Бабочка была желтая, она реяла и трепетала, как малый блуждающий огонек, порхала вокруг стволов сосен, постепенно удаляясь. И Велдзе вспомнилось старое поверье – какая встретится первая бабочка, таким будет и лето: если крапчатая, то и лето выдастся пестрое, а если одноцветная – лето будет спокойное, однотонное, без особых приключений. Значит, у нее лето будет тихое, и это хорошо: она измучилась от вечных сюрпризов и происшествий. Она хочет спокойного, самого обыкновенного счастья, чтобы у нее был, как сейчас, свой дом, Ингус, ребенок, ей не надо ни славы, ни любовника, ни перемен, у нее есть все, о чем мечталось, и если она за что тревожится, чего боится, так это – растерять все и утратить, промотать и остаться ни с чем. Она не жаждет у кого-то что-то отнять, она не скряга, не сквалыга, она только не хочет отдавать своего. И пусть бледно-желтая бабочка пророчит мирное лето! Нынче Велдзе нужно тихое лето – без града и гроз, без жары и суховеев, как земле, чтобы она могла рожать…

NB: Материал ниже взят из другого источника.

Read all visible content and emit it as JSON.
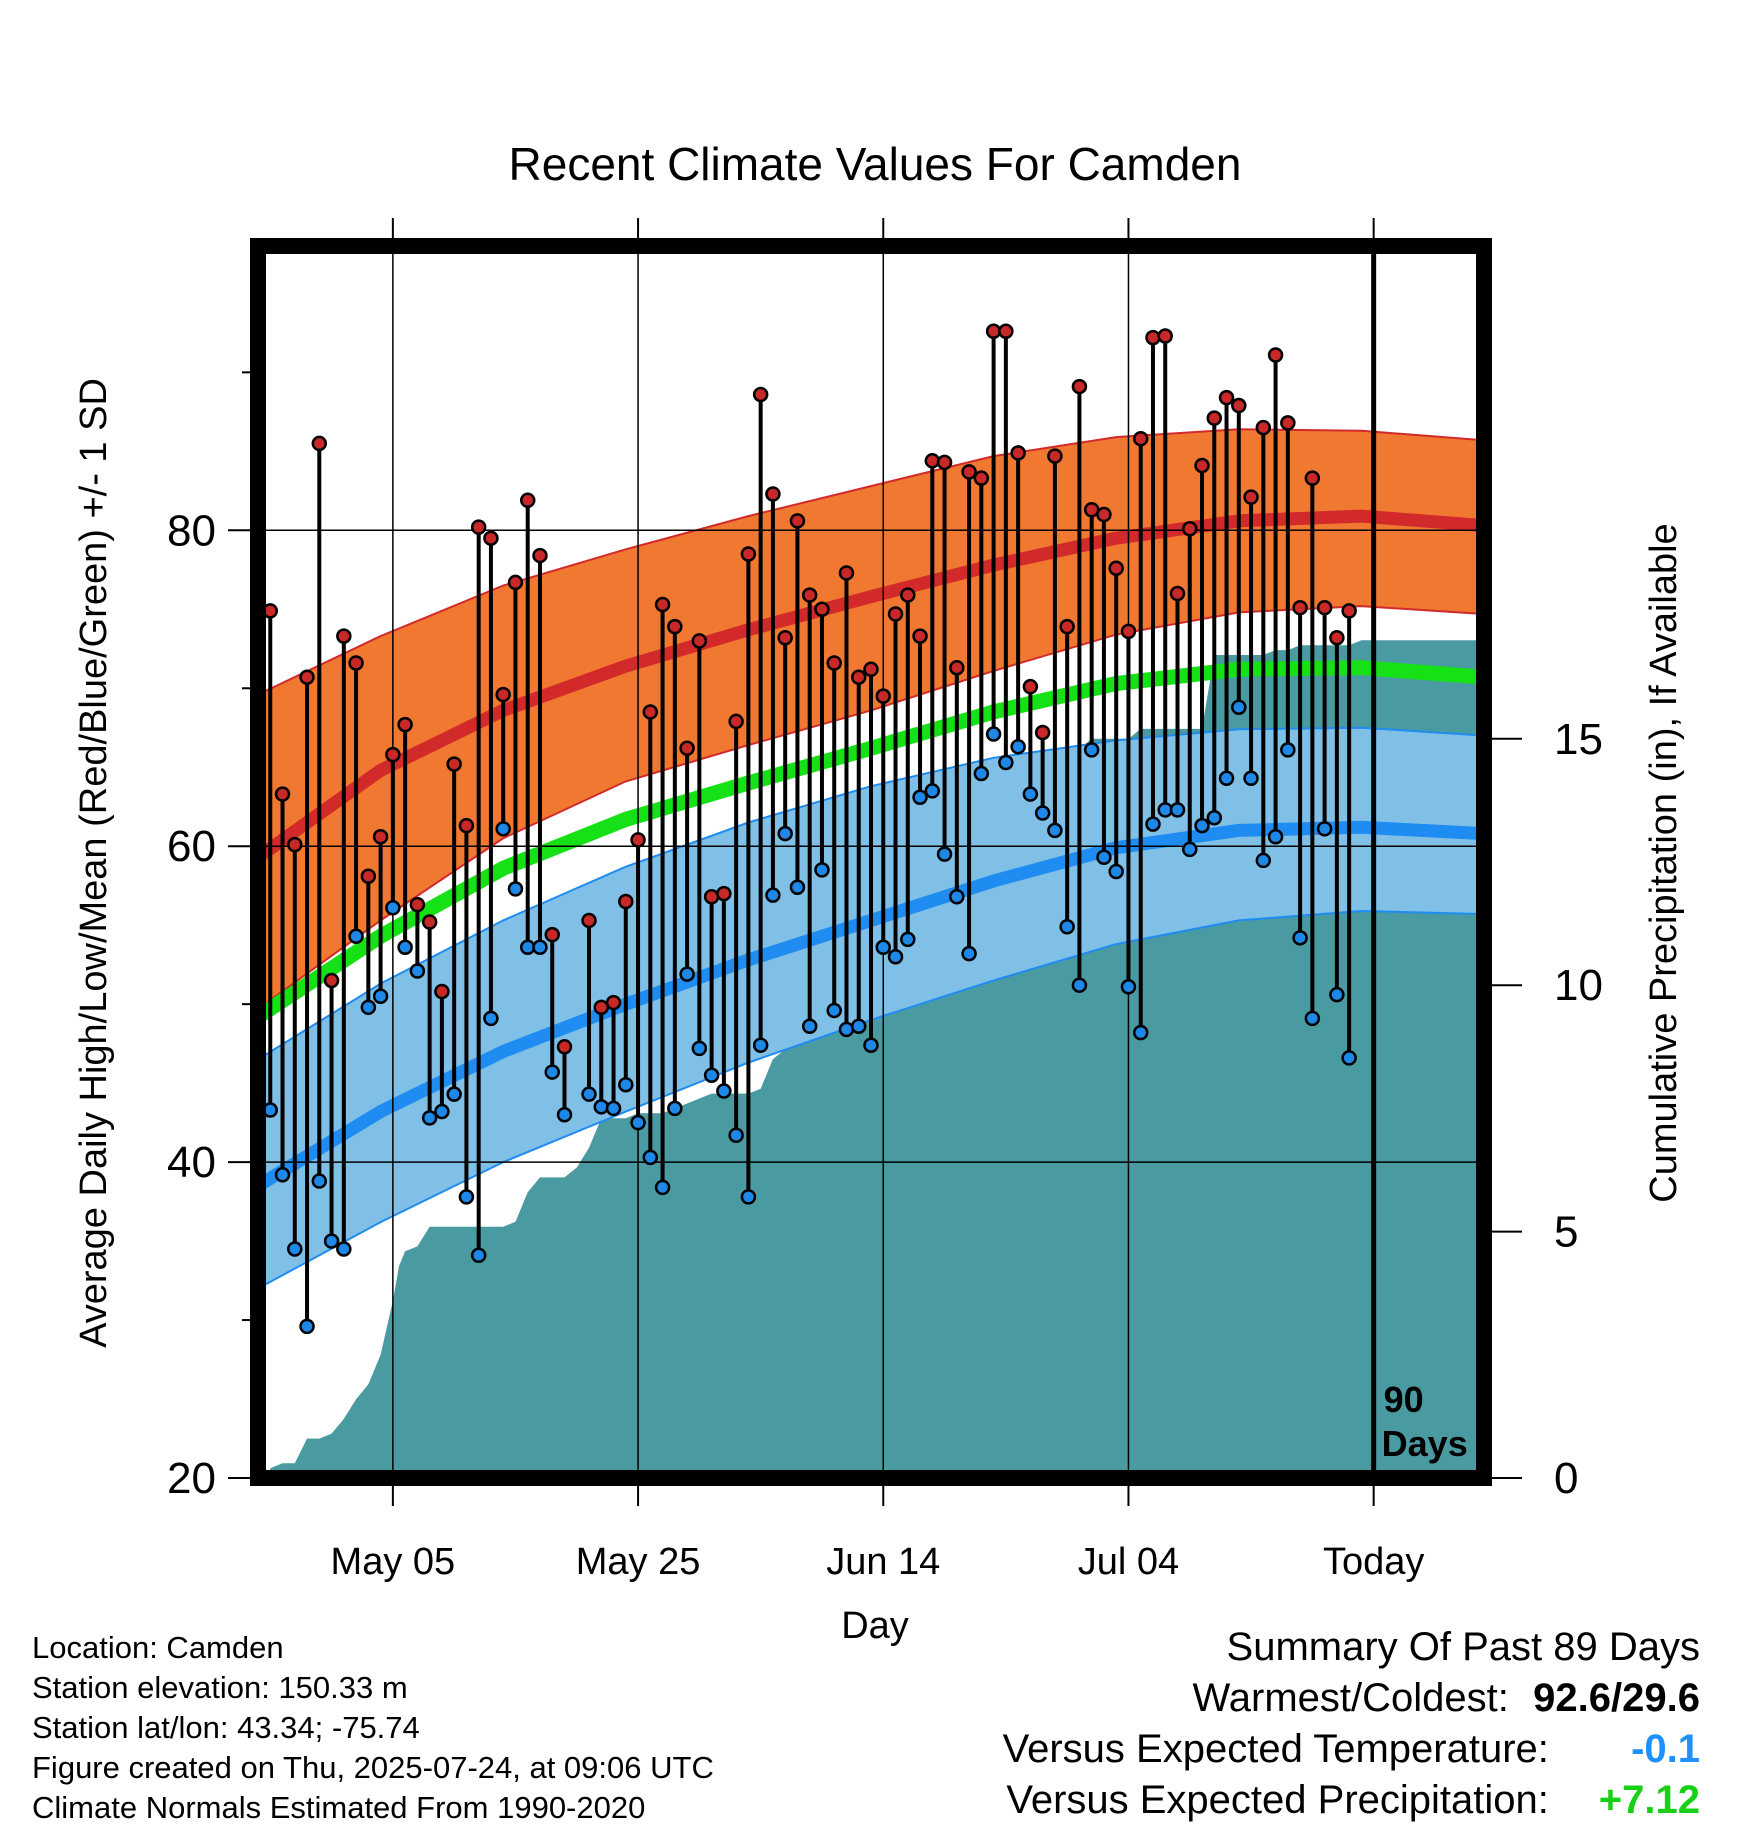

Велдзе смотрела, как Эльфа в светлом пальтишке зигзагами, скрываясь между стволами и вновь появляясь – как порхавший сейчас мотылек, – бежала трусцой по лесу, то и дело нагибаясь и что-то собирая.
– Что там такое, Эльфи?
– Цветики, – отозвалась девочка и подняла вверх пучочек стебельков с нежными колокольчиками сон-травы.
– Только не заблудись, Эльфа!
– Да!
– Не ходи далеко!
– Не-ет… Здесь такие красивенькие…
– Вернись!
– Сейчас…
Ну а Велдзе? Что она стоит у машины как привязанная – задумчивая, озабоченная, боится позволить и ребенку отойти на лишний десяток шагов? Да. Человек не умеет наслаждаться счастьем. Иной раз ему невдомек даже, что это счастье, а когда он это сознает – беспрестанно тревожится, боясь его потерять, и губит этим все…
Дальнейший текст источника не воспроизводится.